Daily photo by John Godbey|
D.C., above, is a tricolor. The Monkses are from New York state and are staying in the Point Mallard campground.
Shetland sheepdog breeder, handler shares mobile home with 16 animals while competing in Decatur show
By Paul Huggins
email@example.com · 340-2395
Imagine living in a house with 16 dogs — dogs that sleep inside every night.
Imagine that house doesn't have a back door to let all 64 legs escape into a fenced-in backyard, which doesn't exist either.
Now imagine living in close proximity with all those furry creatures 32 weekends of the year in a camper. Well, Sheila Monks' 39-foot motor home doesn't quite fit the stereotype of a camper, but you get the idea that it's a cramped living arrangement. Even a blind man's nose will know this is a traveling kennel the moment he steps aboard.
"This is my livelihood," said Monks, a Shetland sheepdog owner, breeder and professional handler.
That explains why she's willing to live with so many of the dogs. But why would she want to drive two days from upstate New York just to be in Decatur? There are plenty of other sheltie dog shows that are closer.
Well, she has 25 reasons. That's how many show points are available at the Shetland Sheepdog Specialty Cluster at Point Mallard Park.
It's a major dog show drawing competitors from 28 states, including Hawaii. There's a different competition each day from Wednesday through Sunday. Competition begins at 11 a.m. each day and generally ends about 4 p.m.
"It's five shows and it's all shelties," Monks said, describing the appeal of the event in which she's competing for the second straight year.
Four of the shows offer four points for the top male and female of the day, and a fifth show will offer five points.
A dog needs points to earn a championship label, which in turn makes it more valuable for breeding. A dog needs 15 points to become a champion.

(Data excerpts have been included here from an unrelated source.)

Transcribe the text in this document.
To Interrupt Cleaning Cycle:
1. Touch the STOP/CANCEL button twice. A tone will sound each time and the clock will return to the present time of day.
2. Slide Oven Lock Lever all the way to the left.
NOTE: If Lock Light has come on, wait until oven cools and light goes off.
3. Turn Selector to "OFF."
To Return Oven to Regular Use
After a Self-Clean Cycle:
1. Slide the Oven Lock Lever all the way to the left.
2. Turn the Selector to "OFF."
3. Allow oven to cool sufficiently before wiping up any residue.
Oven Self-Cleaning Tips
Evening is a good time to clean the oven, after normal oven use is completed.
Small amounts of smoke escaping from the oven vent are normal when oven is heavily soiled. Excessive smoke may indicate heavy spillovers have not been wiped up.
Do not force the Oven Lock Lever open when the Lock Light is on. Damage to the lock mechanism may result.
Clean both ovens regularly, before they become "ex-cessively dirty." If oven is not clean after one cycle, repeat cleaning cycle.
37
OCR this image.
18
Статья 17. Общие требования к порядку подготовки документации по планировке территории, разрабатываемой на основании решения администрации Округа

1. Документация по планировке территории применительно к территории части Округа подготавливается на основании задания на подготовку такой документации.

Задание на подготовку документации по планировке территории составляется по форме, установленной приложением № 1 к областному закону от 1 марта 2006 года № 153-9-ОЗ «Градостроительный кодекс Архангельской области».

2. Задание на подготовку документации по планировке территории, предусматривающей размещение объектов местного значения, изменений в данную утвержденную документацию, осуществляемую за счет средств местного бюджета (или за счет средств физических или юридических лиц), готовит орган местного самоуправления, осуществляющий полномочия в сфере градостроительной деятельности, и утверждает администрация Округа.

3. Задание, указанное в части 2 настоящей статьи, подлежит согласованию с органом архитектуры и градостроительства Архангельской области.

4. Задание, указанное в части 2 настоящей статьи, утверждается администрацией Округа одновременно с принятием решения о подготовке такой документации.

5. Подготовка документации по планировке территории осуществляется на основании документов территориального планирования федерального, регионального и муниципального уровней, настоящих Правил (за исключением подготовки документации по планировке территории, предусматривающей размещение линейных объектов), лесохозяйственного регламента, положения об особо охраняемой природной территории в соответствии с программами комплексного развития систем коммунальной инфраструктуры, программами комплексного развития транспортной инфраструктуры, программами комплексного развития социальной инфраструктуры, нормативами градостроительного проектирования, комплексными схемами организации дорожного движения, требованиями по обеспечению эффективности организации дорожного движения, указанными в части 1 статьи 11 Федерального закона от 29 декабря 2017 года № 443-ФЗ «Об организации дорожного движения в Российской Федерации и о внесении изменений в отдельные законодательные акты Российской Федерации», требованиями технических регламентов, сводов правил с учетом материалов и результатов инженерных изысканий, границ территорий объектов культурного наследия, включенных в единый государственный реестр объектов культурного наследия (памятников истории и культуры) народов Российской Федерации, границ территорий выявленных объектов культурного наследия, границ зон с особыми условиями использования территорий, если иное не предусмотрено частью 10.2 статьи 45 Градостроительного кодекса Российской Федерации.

A special dog can come to an event like Decatur's and become a champion in one long weekend.
"It's rare, but it does happen," said Alsie Fisher, show president.
Besides the points, Monks said, breeders like her seek sheltie specialty clusters because they find top performers with which their dogs can mate.
"And you know you're competing against the best," she added.
This includes her Onya, officially known as Champion Shield Crest Anastasia, which has won best of breed at 100 shows, the first black-and-white sheltie to reach the century mark.
Kathy Dziegiel came from Central Florida for the fourth time and said the Decatur event is one of the best she attends every year.
"The club is wonderful," she said of the Shetland Sheepdog Club of North Alabama.
Members continuously look for ways to make competitors feel welcome, such as providing two dinners during the event. The decorations are better than what she typically finds, she added.
"They always make it very enjoyable, win or lose," she said.
She brought five shelties this year, including Trevah, officially known as Champion Ozark Crest City Slicker, who has sired 52 champions, ranking sixth all-time.
Other clubs help
Though the event is in Decatur, two out-of-state clubs help the North Alabama club put on the event. A group from Memphis will handle Thursday's and Sunday's shows, and a club from Georgia will organize Friday's show.
Besides championship points, the top dogs will share more than $1,000 in prize money some days.
The show is essentially a beauty contest. Judges — a single one for each day — look for a sheltie with the best structure or conformation. Obedience and agility don't count here.
"Shelties are known for having a 'sweet face,' " Fisher said. "But these dogs are supposed to be for herding, and they've got to have a structure that looks like they can do that."
Because of its shape, color and coat, the sheltie often is mistakenly thought to be a miniature collie. The breed actually is a cross between a border collie and a variety of other small sporting dogs, Fisher said.
They are natural herding dogs, but they are prized as companion pets, she said, because of their intelligence and loyalty.
Someone looking for a pet sheltie probably will spend $500 to $700 around Decatur. A show sheltie, however, typically will cost $5,000. Fisher said one of her dogs fetched an $80,000 offer from a Japanese breeder, which she turned down.
To her clients, the dogs are family members, so it's no wonder Fisher keeps a close eye on them at all times. Her dogs stay in outdoor pens during the day, and at night they come inside, where each has a portable kennel for sleeping.
It will get a little easier in a couple of weeks when they reach their annual winter destination near Ocala, Fla. There, she and her husband park their motor home on a fenced-in, 3-acre lot where the dogs can run free during the day.
Still, it's a cramped lifestyle and sometimes, Monks said, she has to go home to New York to relax. And even when she's not competing, she said, she feels a heavy burden of responsibility for her clients' pets.
"I have to turn down dinner invitations from other breeders after shows because I just can't leave them," she said.